SF: Unionists want to 'humiliate' IRA
The Rev Ian Paisley’s Democratic Unionist Party was today accused seeking to humiliate the IRA with its demand for visible decommissioning of the terror group’s arsenal of weapons.
Sinn Féin chairman Mitchel McLaughlin said the DUP was continually moving the goalposts during the search for a breakthrough agreement which see the return of devolved power-sharing at Stormont.
“We have heard all the stuff about Stephen Spielberg-type coverage of IRA initiatives. Those kind of things are designed to be provocative, and also designed to be counter-effective in terms of any goal of taking arms out of the equation,” he said.

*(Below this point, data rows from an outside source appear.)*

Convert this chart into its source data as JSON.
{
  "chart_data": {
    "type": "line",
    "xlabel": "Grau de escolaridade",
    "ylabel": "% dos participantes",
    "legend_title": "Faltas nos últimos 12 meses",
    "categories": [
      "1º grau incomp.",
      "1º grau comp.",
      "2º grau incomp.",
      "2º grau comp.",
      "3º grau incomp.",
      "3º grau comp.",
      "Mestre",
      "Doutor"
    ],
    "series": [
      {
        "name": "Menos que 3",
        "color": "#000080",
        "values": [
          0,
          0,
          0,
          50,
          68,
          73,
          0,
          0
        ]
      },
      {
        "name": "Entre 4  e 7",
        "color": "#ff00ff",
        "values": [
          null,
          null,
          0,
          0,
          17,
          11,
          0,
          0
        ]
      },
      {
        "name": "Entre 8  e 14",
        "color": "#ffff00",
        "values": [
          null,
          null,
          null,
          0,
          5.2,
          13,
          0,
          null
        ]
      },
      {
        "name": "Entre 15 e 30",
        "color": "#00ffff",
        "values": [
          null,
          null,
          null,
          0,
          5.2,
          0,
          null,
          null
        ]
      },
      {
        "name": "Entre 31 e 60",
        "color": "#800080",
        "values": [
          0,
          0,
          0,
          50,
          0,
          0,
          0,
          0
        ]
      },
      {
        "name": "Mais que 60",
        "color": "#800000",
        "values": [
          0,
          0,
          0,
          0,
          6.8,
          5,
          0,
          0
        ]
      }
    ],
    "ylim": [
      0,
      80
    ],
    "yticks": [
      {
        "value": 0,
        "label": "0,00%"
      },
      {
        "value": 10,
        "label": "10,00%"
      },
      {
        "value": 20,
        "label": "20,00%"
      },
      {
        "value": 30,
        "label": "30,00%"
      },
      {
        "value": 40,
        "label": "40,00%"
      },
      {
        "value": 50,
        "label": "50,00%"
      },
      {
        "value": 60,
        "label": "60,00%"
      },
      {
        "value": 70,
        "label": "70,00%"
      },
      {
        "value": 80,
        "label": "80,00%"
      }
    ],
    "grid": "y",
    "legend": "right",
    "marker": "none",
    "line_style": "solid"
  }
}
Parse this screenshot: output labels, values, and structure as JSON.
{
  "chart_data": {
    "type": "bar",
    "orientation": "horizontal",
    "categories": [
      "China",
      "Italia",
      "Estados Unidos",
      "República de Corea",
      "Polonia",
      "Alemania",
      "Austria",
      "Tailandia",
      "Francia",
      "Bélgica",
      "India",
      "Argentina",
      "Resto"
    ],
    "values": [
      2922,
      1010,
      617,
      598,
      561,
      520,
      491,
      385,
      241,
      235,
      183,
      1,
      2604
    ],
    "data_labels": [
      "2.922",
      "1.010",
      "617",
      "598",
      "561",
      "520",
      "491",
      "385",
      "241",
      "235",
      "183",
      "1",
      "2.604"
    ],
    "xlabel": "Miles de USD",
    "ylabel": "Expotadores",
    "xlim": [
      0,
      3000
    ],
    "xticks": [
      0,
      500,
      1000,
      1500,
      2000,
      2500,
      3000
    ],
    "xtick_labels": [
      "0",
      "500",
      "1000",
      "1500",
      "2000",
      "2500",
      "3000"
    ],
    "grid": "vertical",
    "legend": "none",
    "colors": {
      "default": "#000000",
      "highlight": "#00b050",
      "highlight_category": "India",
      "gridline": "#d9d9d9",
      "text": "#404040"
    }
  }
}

Sinn Féin, he said, had been arguing for a strategy to address the issue of republican weapons. It wanted unionists to address the continued existence and activity of loyalist paramilitary groups instead of putting obstacles up.
“Central to the DUP position, I think, would be a humiliating scenario for republicans that simply isn’t going to happen,” Mr McLaughlin said.
Within unionism there was a fixation with the IRA and a lack of confidence within unionism that it could manage, on the basis of equality with nationalists and republicans, the political process, he argued.
“I think the goalposts get moved all the time, there is an attempt to set the threshold higher than republicans will cope with as an excuse for not actually dealing with the responsibility and the mandate we all received in the most recent election,” said Mr McLaughlin.
The DUP had not shown the kind of political leadership which they had promised after the last Assembly election when they became the main voice of unionism, he said.
And he asked whether the DUP was serious about getting an agreement. “Is it another delaying tactic ? Do they believe that the IRA would step forward to do anything in circumstances where the Good Friday Agreement was diluted.”
People needed to “get real”, he said. “People need to tell those who were posturing, those who were throwing obstacles in the way of bringing back the Executive the facts of life.
“Tell them the realities, tell them to face up to those realities, then I think we can all get on with the business of taking the gun out of Irish politics,” he said.
Speaking on Inside Politics on BBC Radio Ulster he said both the British and Irish governments were satisfied republicans were serious about the conflict resolution process and building the political process.
But pointing to the DUP he said “there are problems when it comes to finding partners, people able to put together a deal and in fact deliver a deal from the unionist side”.